Declining Public Support
Polls find over 80 percent of respondents support registering
firearms. But public opinion begins to shift as soon as people
realize that it will cost them, as taxpayers, a significant
amount of money, or that it will divert government resources from
more desirable programs. Support drops to 50 percent when
respondents are told that it might cost $500 million to register
firearms; it drops further to around 40 percent when the
trade-off is a reduction in the number of police officers.
According to the father of modern policing, Sir Robert Peel, the
police must have the support of the "policed" for laws to be
enforced effectively. However, many Canadians who own firearms do
not accept the legitimacy of firearm registration.

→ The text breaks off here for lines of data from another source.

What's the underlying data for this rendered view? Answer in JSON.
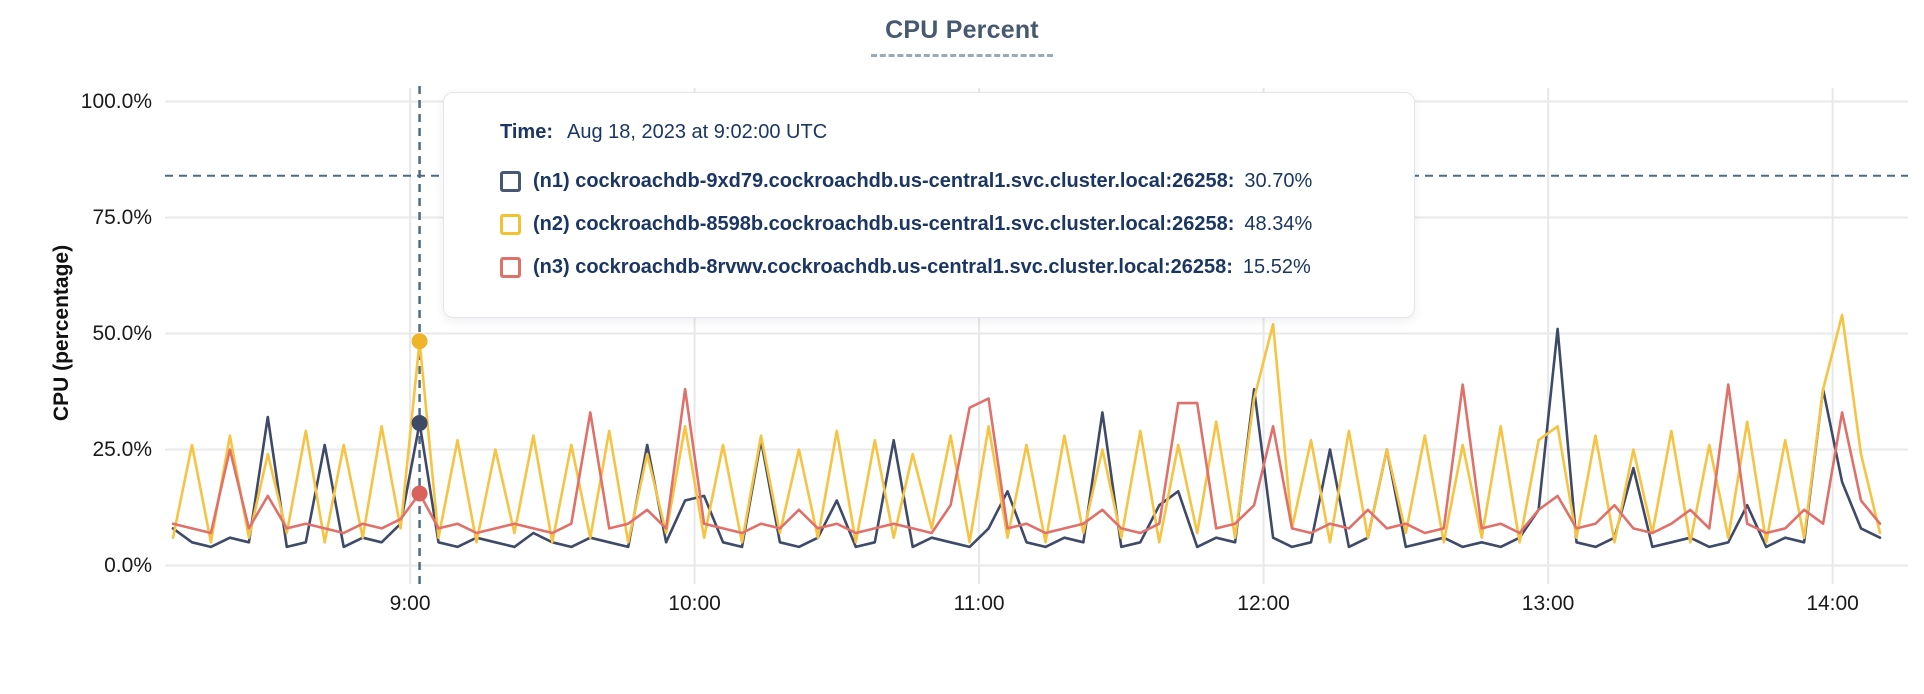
{
  "title": "CPU Percent",
  "tooltip": {
    "time_label": "Time:",
    "time_value": "Aug 18, 2023 at 9:02:00 UTC",
    "rows": [
      {
        "label": "(n1) cockroachdb-9xd79.cockroachdb.us-central1.svc.cluster.local:26258:",
        "value": "30.70%",
        "color": "#475872"
      },
      {
        "label": "(n2) cockroachdb-8598b.cockroachdb.us-central1.svc.cluster.local:26258:",
        "value": "48.34%",
        "color": "#f2c231"
      },
      {
        "label": "(n3) cockroachdb-8rvwv.cockroachdb.us-central1.svc.cluster.local:26258:",
        "value": "15.52%",
        "color": "#e0716a"
      }
    ]
  },
  "colors": {
    "grid": "#e8e8e8",
    "dashed_guides": "#4e6b84",
    "title_text": "#475872",
    "tooltip_text": "#1c3663",
    "axis_text": "#1a1a1a"
  },
  "chart_data": {
    "type": "line",
    "title": "CPU Percent",
    "xlabel": "",
    "ylabel": "CPU (percentage)",
    "ylim": [
      0,
      100
    ],
    "grid": true,
    "legend_position": "tooltip-overlay",
    "x_domain_minutes": [
      0,
      360
    ],
    "x_start_time": "8:10",
    "x_step_minutes": 4,
    "yticks": [
      {
        "value": 0,
        "label": "0.0%"
      },
      {
        "value": 25,
        "label": "25.0%"
      },
      {
        "value": 50,
        "label": "50.0%"
      },
      {
        "value": 75,
        "label": "75.0%"
      },
      {
        "value": 100,
        "label": "100.0%"
      }
    ],
    "xticks": [
      {
        "minute": 50,
        "label": "9:00"
      },
      {
        "minute": 110,
        "label": "10:00"
      },
      {
        "minute": 170,
        "label": "11:00"
      },
      {
        "minute": 230,
        "label": "12:00"
      },
      {
        "minute": 290,
        "label": "13:00"
      },
      {
        "minute": 350,
        "label": "14:00"
      }
    ],
    "threshold_percent": 84,
    "tracker": {
      "minute": 52,
      "time": "9:02:00 UTC",
      "points": [
        {
          "series": "n1",
          "value": 30.7,
          "color": "#3e4a68"
        },
        {
          "series": "n2",
          "value": 48.34,
          "color": "#efb52a"
        },
        {
          "series": "n3",
          "value": 15.52,
          "color": "#d9625d"
        }
      ]
    },
    "series": [
      {
        "name": "(n1) cockroachdb-9xd79.cockroachdb.us-central1.svc.cluster.local:26258",
        "color": "#3e4a68",
        "values": [
          8,
          5,
          4,
          6,
          5,
          32,
          4,
          5,
          26,
          4,
          6,
          5,
          9,
          30.7,
          5,
          4,
          6,
          5,
          4,
          7,
          5,
          4,
          6,
          5,
          4,
          26,
          5,
          14,
          15,
          5,
          4,
          27,
          5,
          4,
          6,
          14,
          4,
          5,
          27,
          4,
          6,
          5,
          4,
          8,
          16,
          5,
          4,
          6,
          5,
          33,
          4,
          5,
          13,
          16,
          4,
          6,
          5,
          38,
          6,
          4,
          5,
          25,
          4,
          6,
          25,
          4,
          5,
          6,
          4,
          5,
          4,
          6,
          12,
          51,
          5,
          4,
          6,
          21,
          4,
          5,
          6,
          4,
          5,
          13,
          4,
          6,
          5,
          38,
          18,
          8,
          6
        ]
      },
      {
        "name": "(n2) cockroachdb-8598b.cockroachdb.us-central1.svc.cluster.local:26258",
        "color": "#f6c343",
        "values": [
          6,
          26,
          5,
          28,
          6,
          24,
          7,
          29,
          5,
          26,
          6,
          30,
          8,
          48.34,
          6,
          27,
          5,
          25,
          7,
          28,
          5,
          26,
          6,
          29,
          5,
          24,
          7,
          30,
          6,
          26,
          5,
          28,
          7,
          25,
          6,
          29,
          5,
          27,
          6,
          24,
          8,
          28,
          5,
          30,
          6,
          26,
          5,
          28,
          7,
          25,
          6,
          29,
          5,
          26,
          7,
          31,
          6,
          36,
          52,
          8,
          27,
          5,
          29,
          6,
          25,
          7,
          28,
          5,
          26,
          6,
          30,
          5,
          27,
          30,
          6,
          28,
          5,
          25,
          7,
          29,
          5,
          26,
          6,
          31,
          5,
          27,
          6,
          38,
          54,
          24,
          7
        ]
      },
      {
        "name": "(n3) cockroachdb-8rvwv.cockroachdb.us-central1.svc.cluster.local:26258",
        "color": "#e0716a",
        "values": [
          9,
          8,
          7,
          25,
          8,
          15,
          8,
          9,
          8,
          7,
          9,
          8,
          10,
          15.52,
          8,
          9,
          7,
          8,
          9,
          8,
          7,
          9,
          33,
          8,
          9,
          12,
          8,
          38,
          9,
          8,
          7,
          9,
          8,
          12,
          8,
          9,
          7,
          8,
          9,
          8,
          7,
          13,
          34,
          36,
          8,
          9,
          7,
          8,
          9,
          12,
          8,
          7,
          9,
          35,
          35,
          8,
          9,
          13,
          30,
          8,
          7,
          9,
          8,
          12,
          8,
          9,
          7,
          8,
          39,
          8,
          9,
          7,
          12,
          15,
          8,
          9,
          13,
          8,
          7,
          9,
          12,
          8,
          39,
          9,
          7,
          8,
          12,
          9,
          33,
          14,
          9
        ]
      }
    ]
  }
}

"Without resorting to military force, it is difficult to enforce
laws that are not supported by the public," notes Mauser, "the
imposition of registration will alienate citizens from the
Surveys show that in Canada a high percentage of gun owners will
refuse to register their firearms. Unintended consequences may
include illegal hunting. "I predict this law will contribute to
an increase in poaching," says Mauser.
Mauser's study also shows that firearm registration has had a
significant impact on Canadian politics. Five provinces have held
general elections since 1995 and firearm registration was an
issue in every one of them; no party supporting firearm
registration managed to get elected.
"The 'demonization' of people who own a gun lays the foundation
for a massive increase in governmental intrusiveness in the lives
of ordinary citizens," says Mauser. "Firearm registration
threatens Canadian liberties and freedoms, while it protects
criminals by keeping police off the street. This is definitely
not what Canadians want," he concludes.